Best Practices & Tips for Founders
To get the most out of this skill, you need to approach it like a Board Meeting, not a search query.
1. Provide the “Why,” Not Just the “What”
Don’t just say “I want to add a dark mode.” Say “I want to add dark mode because our analytics show 40% of our users are coding between 11 PM and 3 AM, and we want to reduce eye strain to increase session length.” The more business context you give, the better the TRIZ analysis will be.

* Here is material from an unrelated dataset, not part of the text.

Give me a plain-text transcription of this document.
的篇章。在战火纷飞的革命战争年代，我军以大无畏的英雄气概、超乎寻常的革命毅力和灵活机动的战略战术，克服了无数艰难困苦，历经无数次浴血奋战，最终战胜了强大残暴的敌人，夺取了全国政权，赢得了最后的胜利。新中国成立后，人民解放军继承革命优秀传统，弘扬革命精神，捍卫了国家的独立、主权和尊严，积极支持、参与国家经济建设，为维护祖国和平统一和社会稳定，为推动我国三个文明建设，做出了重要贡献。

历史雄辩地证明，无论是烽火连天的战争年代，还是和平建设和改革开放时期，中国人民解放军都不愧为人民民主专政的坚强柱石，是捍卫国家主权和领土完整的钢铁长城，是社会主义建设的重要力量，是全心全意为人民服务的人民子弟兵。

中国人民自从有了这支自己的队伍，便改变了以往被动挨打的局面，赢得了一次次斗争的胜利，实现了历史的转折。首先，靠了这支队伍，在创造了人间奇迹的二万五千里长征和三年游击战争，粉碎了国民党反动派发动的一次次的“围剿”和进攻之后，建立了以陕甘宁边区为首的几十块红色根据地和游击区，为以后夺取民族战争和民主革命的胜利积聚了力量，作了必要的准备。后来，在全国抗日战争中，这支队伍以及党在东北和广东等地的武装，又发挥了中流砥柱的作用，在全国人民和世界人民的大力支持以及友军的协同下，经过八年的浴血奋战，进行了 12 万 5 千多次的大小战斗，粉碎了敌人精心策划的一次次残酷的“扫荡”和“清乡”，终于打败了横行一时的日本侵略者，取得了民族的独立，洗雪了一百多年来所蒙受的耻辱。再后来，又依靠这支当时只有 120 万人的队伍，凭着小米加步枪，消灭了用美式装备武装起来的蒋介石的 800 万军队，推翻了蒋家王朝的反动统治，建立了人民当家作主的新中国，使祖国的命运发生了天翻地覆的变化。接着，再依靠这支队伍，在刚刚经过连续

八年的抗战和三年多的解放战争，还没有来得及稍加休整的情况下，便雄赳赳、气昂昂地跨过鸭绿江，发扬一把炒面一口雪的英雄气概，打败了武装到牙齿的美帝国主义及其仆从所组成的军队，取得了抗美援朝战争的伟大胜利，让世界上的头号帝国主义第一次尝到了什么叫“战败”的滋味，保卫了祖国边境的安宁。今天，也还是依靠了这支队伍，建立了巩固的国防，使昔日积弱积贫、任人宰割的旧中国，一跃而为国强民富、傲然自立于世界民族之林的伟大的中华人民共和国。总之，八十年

2. Embrace the “Devil’s Advocate”
The brainstorm output will often challenge your assumptions. It might tell you an idea is “High Risk / Low Reward.” Don’t ignore this. Use the “Interactive Refinement” phase to ask why it thinks that. The AI has scanned thousands of successful (and failed) architectural patterns; listen to the data.
3. Bridge Immediately to Design
Once you pick an option, don’t just start coding. The brainstorm output is the perfect input for a DESIGN.md file. Use the “Qualified Option” text to feed into cm-ui-preview or stitch to visualize the UI before you touch the logic.
4. The “Pre-Mortem” Iteration
Ask the skill: “Run a pre-mortem on Option B. Why will this fail in 3 months?” This forces the AI to look for scalability bottlenecks, security holes, and “feature bloat” that might not be obvious during the honeymoon phase of a new idea.
Conclusion: Velocity is a Vector
In physics, velocity isn’t just speed; it’s speed in a specific direction. Most founders in the AI era have infinite speed but zero direction. They are running in circles, wondering why they aren’t reaching the finish line.
cm-brainstorm-idea gives you the direction. It transforms you from a “Coder who happens to be a Founder” into a Product Architect. It ensures that every “Vibe” you follow is backed by technical rigor, product-market fit logic, and architectural sanity.
By integrating this skill into your daily workflow, you aren’t just building faster; you’re building smarter. You’re ensuring that when you finally do run cm-execution, the code you’re generating is exactly what your business needs to win.
Stop vibing in the dark. Start brainstorming with intent.